I suspect that most of the time when people use the word ‘incommensurable’ they are using a technical word which is worse than just trying to describe what they’re talking about in ordinary language. My feeling that I have too much on my plate but that I am nonetheless fortunate isn’t made any clearer by saying that we’re talking about incommensurable pressures. Rather, what I’m trying to articulate is that although my burdens are less serious than those of many others and even connected with good things, that doesn’t mean that they don’t have their own unique negative qualities and these cannot be nullified simply by recognising that, all things considered, I’m in a good place. 

I think we all have experiences like this from time to time. They’re often called ‘first world problems’, like moving home, changing jobs, traveller’s diarrhoea. The right way to relate to these is to appreciate both that they are deeply connected with privilege and that they really are difficult for us to cope with. These two truths are not incompatible. If we try to pretend that we should be able to brush such problems off, we’re asking ourselves to be unrealistically Stoic, aka inhuman. But if we allow ourselves to feel we’re the most unfortunate people in the world, the problems feel even bigger than they need to. And if we feel we need to use the word ‘incommensurable’ to understand all of that, we have more learning than sense.

Bargain Book of the Week

This week I’m offering paperback copies of How the World Thinks which I’ll happily sign, with a dedication on request. These are going for £7 each (RRP £9.99), with free worldwide postage and packing for supporters, or £2.50 p&p UK, £3 Europe, £5 Rest of the World. If you want one, just reply to this email saying so and I’ll issue a PayPal invoice.

New at JulianBaggini.com 

An article on Hume as a historian that was published in Aspects of History a whole ago has now been posted online. This draws on my book The Great Guide: What David Hume Can Teach Us about Being Human and Living Well.

The next episode of the microphilosophy podcast will be available very soon. For boring technical reasons, if you’re a long-standing listener you may find your feed isn’t updating and the most recent recent episode shown is ‘How can we talk about trans rights and women’s rights? Pt1’. If so, you need to search for the identically titled newer one and subscribe to that.

If you live near Bristol, you might want to come to one of my monthly Philosophical Times sessions at St Georges. The blurb says ‘Join the brilliant [sic] writer, thinker and St George’s resident philosopher, Julian Baggini, as he explores some of the big ideas that connect with and emerge from this week’s news stories. Sit back and enjoy the live conversation or take part as much as you like – this is always a lively and inspiring discussion!’ Numbers are capped and March has already sold out, so book now if you want to come in April, May or June, before we break for the summer.

I forgot to mention a few weeks ago that I was a guest on BBC Radio Four’s Naturebang programme on Octopuses and the Mind-Body Problem, which you can listen to here.

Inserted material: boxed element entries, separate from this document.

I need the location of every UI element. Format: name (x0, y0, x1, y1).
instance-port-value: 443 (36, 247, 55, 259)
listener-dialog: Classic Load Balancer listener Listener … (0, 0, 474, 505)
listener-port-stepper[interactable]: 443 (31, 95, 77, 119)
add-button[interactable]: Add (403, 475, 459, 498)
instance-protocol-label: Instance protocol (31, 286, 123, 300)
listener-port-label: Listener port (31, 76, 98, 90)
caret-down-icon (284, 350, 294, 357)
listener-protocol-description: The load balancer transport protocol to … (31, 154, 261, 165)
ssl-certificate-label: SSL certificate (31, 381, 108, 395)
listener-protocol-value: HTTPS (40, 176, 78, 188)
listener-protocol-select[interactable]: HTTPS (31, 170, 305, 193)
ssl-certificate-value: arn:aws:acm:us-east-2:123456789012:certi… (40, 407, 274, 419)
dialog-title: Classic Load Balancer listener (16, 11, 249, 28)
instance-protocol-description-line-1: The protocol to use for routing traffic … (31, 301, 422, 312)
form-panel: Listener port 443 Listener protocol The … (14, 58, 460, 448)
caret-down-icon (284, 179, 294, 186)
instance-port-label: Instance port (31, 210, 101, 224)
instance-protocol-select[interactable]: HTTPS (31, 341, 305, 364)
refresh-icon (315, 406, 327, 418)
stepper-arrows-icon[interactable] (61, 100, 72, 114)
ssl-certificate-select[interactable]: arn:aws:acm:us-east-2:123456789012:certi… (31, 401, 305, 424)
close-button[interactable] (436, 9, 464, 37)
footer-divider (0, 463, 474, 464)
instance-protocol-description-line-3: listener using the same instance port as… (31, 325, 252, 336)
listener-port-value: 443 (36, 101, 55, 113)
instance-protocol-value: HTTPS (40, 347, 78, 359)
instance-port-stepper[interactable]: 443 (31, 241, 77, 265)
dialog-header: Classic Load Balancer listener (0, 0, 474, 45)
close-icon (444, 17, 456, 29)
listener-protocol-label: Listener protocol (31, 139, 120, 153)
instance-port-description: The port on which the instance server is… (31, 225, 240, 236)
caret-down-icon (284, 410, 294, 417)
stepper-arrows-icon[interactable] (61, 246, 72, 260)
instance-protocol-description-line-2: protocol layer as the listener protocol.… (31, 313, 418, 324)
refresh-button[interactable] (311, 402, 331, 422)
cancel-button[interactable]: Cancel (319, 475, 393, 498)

I was talking about consciousness, not octopuses, of which I know so little I wasn’t sure that they weren’t actually octopi. 

On my radar

I’m continuing to chair the Royal Institute of Philosophy London Lecture series online, most Thursday evenings until late March. This week we have Amy Olberding drawing on Confucian philosophy to discuss ‘Community Practices and Getting Good at Bad Emotion’. Olberding is very astute and I’m looking forward to this. You can watch them all afterwards on YouTube but we really like a live audience to ask questions. Otherwise, I get to ask all of my own.

I’m reading a couple of books on masculinity, in order to review them. One is philosopher Nina Power’s What Do Men Want?: Masculinity and Its Discontents, the other French historian Ivan Jablonka’s A History of Masculinity: From Patriarchy to Gender Justice. I don’t want to say too much prior to the reviews coming out but both are interesting and their publication perhaps tells us something about the collective need to reconsider what it means to be a man today.